Solution Explanation: Finding Common Characters

This problem asks to find all characters that appear in all input strings, including duplicates. The most efficient approach uses a frequency counting method.

Approach:

1. Initialization: We start by creating a frequency counter (e.g., an array or a hash map). The counter will store the minimum number of times each character appears across all input strings. We initialize this counter with a sufficiently large value (e.g., 20000) for each character to ensure that the minimum count will always be less.

2. Iterating Through Strings: We iterate through each string in the input array (words). For each string:

   • We create a temporary frequency counter (t) to count character occurrences in the current string.
   • We update the main frequency counter (cnt) by taking the minimum count for each character between the current string's count and the existing minimum count. This ensures we're only keeping characters that appear in all strings.

3. Constructing the Result: Finally, we iterate through the main frequency counter. For each character with a count greater than 0, we add that character to the result array as many times as its count indicates (to account for duplicates).

Time Complexity: O(N*M), where N is the number of strings in words, and M is the maximum length of a string. This is because we iterate through each string once (O(N)) and process each character within each string (O(M) for the longest string).

Space Complexity: O(1). We use a fixed-size array (26 elements for the 26 lowercase English letters) to store character frequencies, making the space complexity constant regardless of the input size.

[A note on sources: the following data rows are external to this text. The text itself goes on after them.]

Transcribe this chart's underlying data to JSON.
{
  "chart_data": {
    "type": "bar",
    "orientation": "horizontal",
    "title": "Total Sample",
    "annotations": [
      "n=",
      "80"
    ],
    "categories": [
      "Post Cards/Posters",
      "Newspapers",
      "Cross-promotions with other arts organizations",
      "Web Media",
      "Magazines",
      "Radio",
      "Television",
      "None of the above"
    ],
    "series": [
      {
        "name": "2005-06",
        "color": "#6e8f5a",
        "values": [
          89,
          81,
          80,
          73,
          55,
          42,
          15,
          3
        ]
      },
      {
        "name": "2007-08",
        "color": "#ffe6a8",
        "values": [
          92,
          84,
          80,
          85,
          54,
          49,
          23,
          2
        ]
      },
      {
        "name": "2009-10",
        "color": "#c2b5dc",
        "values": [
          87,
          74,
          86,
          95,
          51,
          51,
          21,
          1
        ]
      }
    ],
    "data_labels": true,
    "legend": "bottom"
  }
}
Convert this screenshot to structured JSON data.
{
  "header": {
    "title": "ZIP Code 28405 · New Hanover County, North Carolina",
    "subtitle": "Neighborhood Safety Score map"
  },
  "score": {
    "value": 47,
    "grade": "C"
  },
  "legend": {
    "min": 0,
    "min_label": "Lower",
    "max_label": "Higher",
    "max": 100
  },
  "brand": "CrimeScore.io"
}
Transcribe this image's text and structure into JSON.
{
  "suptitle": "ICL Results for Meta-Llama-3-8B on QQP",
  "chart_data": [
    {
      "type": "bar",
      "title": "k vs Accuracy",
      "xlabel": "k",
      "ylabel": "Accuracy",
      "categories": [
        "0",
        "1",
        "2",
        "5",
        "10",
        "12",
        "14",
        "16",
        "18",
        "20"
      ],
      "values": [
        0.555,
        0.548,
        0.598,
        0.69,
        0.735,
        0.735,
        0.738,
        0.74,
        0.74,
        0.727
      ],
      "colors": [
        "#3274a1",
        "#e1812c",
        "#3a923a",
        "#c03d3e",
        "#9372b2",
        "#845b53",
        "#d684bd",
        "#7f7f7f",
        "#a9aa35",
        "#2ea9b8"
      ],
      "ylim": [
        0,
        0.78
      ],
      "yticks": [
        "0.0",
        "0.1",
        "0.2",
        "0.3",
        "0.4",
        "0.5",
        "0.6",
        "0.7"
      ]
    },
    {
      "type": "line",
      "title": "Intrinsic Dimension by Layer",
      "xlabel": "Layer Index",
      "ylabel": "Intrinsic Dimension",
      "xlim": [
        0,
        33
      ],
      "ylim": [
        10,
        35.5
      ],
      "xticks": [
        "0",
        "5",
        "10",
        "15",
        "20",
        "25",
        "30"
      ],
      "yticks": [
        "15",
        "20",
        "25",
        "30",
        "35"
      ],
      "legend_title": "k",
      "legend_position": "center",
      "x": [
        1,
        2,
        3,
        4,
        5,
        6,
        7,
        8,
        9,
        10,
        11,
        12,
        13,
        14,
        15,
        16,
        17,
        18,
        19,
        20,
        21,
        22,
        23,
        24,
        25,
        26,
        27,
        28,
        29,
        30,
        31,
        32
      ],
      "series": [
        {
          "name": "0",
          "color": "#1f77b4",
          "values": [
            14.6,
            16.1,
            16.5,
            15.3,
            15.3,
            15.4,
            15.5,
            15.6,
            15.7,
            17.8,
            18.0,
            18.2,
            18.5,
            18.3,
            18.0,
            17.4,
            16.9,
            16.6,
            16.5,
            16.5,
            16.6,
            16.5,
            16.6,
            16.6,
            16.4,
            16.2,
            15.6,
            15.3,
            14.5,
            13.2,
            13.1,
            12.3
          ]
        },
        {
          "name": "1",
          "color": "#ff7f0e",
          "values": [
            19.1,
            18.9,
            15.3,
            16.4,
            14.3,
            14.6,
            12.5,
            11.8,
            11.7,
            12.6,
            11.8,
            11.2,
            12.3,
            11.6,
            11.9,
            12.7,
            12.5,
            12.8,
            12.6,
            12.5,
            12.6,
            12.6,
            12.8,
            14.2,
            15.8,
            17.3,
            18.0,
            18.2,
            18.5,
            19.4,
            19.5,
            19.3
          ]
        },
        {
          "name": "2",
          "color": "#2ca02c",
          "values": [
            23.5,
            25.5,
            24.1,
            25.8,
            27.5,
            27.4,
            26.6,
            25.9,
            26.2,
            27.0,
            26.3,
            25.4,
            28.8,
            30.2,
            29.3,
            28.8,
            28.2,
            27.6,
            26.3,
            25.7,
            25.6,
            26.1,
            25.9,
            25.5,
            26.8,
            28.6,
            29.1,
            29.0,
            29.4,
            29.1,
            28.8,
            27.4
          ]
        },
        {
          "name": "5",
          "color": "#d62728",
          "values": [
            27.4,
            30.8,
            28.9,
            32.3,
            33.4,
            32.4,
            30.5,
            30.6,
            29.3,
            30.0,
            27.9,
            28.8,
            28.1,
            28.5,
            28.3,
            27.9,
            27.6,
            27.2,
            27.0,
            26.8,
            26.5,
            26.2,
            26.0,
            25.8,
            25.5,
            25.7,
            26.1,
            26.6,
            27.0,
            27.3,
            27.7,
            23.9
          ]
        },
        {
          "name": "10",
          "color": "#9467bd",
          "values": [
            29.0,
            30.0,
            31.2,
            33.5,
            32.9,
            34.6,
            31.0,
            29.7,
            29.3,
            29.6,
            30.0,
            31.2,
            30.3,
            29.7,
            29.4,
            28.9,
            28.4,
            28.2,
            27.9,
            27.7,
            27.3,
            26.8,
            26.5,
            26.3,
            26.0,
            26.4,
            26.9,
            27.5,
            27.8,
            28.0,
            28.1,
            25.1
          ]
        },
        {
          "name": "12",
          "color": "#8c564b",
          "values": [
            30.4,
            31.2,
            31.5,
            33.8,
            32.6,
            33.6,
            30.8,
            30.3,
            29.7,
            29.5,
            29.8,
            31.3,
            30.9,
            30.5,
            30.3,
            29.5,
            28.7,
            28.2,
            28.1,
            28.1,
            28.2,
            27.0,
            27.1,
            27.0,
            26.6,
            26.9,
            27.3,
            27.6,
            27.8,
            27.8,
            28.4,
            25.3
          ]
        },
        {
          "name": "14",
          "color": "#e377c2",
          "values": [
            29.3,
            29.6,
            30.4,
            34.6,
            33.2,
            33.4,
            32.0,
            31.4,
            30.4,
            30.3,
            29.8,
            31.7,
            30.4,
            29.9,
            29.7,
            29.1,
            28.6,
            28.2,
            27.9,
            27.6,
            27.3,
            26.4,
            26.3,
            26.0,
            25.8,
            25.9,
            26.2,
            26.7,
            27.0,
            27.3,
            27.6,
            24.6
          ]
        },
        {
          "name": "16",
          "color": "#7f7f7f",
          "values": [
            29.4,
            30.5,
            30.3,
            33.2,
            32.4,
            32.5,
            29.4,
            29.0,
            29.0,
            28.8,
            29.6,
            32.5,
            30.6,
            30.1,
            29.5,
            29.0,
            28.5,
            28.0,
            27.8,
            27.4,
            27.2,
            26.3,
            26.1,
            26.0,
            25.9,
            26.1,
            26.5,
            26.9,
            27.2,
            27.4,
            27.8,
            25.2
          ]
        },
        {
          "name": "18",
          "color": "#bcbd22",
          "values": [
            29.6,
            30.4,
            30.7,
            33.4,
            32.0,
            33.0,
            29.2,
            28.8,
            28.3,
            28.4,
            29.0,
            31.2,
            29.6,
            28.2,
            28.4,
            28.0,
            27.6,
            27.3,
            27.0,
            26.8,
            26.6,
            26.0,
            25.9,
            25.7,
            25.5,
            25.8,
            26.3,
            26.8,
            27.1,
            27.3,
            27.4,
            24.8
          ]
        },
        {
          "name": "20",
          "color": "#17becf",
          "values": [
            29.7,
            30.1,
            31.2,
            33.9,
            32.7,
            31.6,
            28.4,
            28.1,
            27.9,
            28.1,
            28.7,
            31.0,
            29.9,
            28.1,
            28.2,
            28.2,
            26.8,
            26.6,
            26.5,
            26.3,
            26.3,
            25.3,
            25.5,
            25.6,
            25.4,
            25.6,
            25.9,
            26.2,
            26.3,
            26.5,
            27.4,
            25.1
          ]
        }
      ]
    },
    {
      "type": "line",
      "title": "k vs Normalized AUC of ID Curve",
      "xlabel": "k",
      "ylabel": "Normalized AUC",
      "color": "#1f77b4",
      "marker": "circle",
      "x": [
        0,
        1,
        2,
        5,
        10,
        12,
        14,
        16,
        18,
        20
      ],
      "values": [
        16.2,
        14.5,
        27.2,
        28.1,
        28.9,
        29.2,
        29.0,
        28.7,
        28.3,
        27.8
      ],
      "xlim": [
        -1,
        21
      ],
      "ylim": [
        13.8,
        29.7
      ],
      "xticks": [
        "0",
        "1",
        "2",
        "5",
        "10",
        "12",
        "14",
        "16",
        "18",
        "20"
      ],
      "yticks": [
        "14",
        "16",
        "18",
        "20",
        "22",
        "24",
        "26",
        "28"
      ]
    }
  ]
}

Code Examples (with explanations):

Python:

from collections import Counter
 
class Solution:
    def commonChars(self, words: List[str]) -> List[str]:
        cnt = Counter(words[0]) #Initialize counter with first string's frequencies
        for word in words[1:]: #Iterate from the second string
            t = Counter(word)
            for char in cnt:  #Update minimum count for each character
                cnt[char] = min(cnt[char], t[char])
        result = []
        for char, count in cnt.items(): #Build result from minimum counts
            result.extend([char] * count) #Add character 'count' times
        return result
 

Java:

import java.util.*;
 
class Solution {
    public List<String> commonChars(String[] words) {
        int[] cnt = new int[26]; // Frequency counter (initialized to large values)
        Arrays.fill(cnt, 20000); 
        for (String word : words) {
            int[] t = new int[26]; //Temp counter for each word
            for (char c : word.toCharArray()) {
                t[c - 'a']++; 
            }
            for (int i = 0; i < 26; ++i) {
                cnt[i] = Math.min(cnt[i], t[i]); // Update minimum counts
            }
        }
        List<String> ans = new ArrayList<>();
        for (int i = 0; i < 26; ++i) {
            for (int j = 0; j < cnt[i]; ++j) {
                ans.add(String.valueOf((char) ('a' + i)));
            }
        }
        return ans;
    }
}

The other languages (C++, Go, TypeScript) follow a very similar structure, adapting the syntax to their respective language features. The core logic of frequency counting and minimum count updates remains the same.